The second element the prosecution must prove is that the substances in question are in fact included on the list of substances that are proscribed by the D.C. Controlled Substances Act. The Controlled Substances Act groups substances that a person is not allowed to possess without a valid prescription into five categories, or “schedules.” Schedule I includes those substances (e.g., LSD and certain opiates) for which the legislature has determined there is a high potential for abuse and no accepted medical use in treatment. Schedule II includes substances (e.g., oxycodone, amphetamines, PCP, and some opiates) for which there is a high potential for abuse and only severely restricted uses in medical treatment. And so on to Schedule V, which includes controlled substances with a low potential for abuse, many uses in medical treatment, and low potential for physical or psychological dependence.
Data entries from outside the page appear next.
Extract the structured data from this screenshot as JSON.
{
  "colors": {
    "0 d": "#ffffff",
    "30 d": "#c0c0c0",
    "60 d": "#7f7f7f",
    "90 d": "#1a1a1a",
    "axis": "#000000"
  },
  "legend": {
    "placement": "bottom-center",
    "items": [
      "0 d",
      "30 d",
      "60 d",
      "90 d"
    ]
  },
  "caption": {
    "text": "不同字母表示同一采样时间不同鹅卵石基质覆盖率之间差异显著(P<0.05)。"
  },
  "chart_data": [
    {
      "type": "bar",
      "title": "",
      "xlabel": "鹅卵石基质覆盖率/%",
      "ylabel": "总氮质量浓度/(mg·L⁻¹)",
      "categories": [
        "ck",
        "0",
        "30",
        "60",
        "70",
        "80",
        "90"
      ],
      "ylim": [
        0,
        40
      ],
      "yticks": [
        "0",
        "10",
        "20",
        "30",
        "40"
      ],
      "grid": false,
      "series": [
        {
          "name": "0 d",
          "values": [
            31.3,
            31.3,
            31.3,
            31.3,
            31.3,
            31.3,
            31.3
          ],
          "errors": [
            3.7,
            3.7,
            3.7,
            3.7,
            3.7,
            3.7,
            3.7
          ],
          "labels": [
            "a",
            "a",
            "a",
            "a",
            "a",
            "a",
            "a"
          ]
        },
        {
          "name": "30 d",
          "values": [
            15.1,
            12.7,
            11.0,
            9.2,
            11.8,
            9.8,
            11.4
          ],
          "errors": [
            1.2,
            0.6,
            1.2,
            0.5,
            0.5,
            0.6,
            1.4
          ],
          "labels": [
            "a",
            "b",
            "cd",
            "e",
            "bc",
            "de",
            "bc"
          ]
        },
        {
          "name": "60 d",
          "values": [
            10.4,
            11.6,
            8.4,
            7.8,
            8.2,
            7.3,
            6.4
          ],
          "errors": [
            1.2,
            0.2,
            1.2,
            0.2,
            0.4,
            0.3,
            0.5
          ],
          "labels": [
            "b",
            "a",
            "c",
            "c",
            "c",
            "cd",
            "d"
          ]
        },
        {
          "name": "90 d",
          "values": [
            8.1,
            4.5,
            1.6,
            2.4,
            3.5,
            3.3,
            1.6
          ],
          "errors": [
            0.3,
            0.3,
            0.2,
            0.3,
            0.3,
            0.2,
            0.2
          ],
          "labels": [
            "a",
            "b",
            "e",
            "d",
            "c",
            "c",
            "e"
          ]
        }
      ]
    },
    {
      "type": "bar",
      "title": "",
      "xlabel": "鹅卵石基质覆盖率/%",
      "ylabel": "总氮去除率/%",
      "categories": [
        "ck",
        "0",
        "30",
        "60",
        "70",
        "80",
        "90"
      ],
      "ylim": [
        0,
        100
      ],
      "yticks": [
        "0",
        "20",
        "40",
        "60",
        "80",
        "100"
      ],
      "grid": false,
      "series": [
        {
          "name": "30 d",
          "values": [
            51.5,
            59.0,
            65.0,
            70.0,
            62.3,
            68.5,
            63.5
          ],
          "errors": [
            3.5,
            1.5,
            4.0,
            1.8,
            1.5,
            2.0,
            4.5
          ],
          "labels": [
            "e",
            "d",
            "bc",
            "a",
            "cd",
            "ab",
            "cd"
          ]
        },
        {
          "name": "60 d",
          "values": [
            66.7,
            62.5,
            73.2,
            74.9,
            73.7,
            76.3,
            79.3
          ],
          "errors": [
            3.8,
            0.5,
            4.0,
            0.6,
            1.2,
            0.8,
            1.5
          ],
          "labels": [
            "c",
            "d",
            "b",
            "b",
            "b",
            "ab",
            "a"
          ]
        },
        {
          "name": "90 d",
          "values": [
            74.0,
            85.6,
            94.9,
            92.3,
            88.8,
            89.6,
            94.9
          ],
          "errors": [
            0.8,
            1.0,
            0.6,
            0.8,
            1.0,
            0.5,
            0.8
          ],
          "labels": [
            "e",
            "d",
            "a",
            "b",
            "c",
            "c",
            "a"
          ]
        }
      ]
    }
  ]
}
The third and final element the prosecution is required to prove in order to secure a conviction for this offense is that the defendant either manufactured, distributed, or possessed the controlled substance with intent to distribute. Unlike courts in many states, the D.C. courts define “distribution” very broadly. The term includes the type of street-corner transaction people normally associate with this offense. However, it can also include the handing of an illegal substance from one person to another without any apparent type of compensation or exchange.
Drug distribution is a felony offense. The penalty depends on the particular type of drug involved. A first conviction for drug distribution of a Schedule I or II substance that qualifies as a “narcotic or abusive” drug carries a maximum penalty of 30 years in prison and a maximum fine of $500,000. The maximum sentence for a conviction for a Schedule I, II, or III substance that is not a “narcotic or abusive drug” is 5 years along with a maximum fine of $50,000. The maximum penalty for a Schedule IV substance is 3 years and $25,000 fine, and the maximum for a Schedule V substance is 1 year and a $10,000 fine.
Distributing a counterfeit substance or attempting or conspiring to distribute a controlled substance carries the same range of penalties as described above. The maximum penalty is doubled for a second or subsequent conviction of illegal drug use. The maximum penalty can also be doubled for distributing to minors or distributing in a drug free zone. D.C. Code 48-904.01.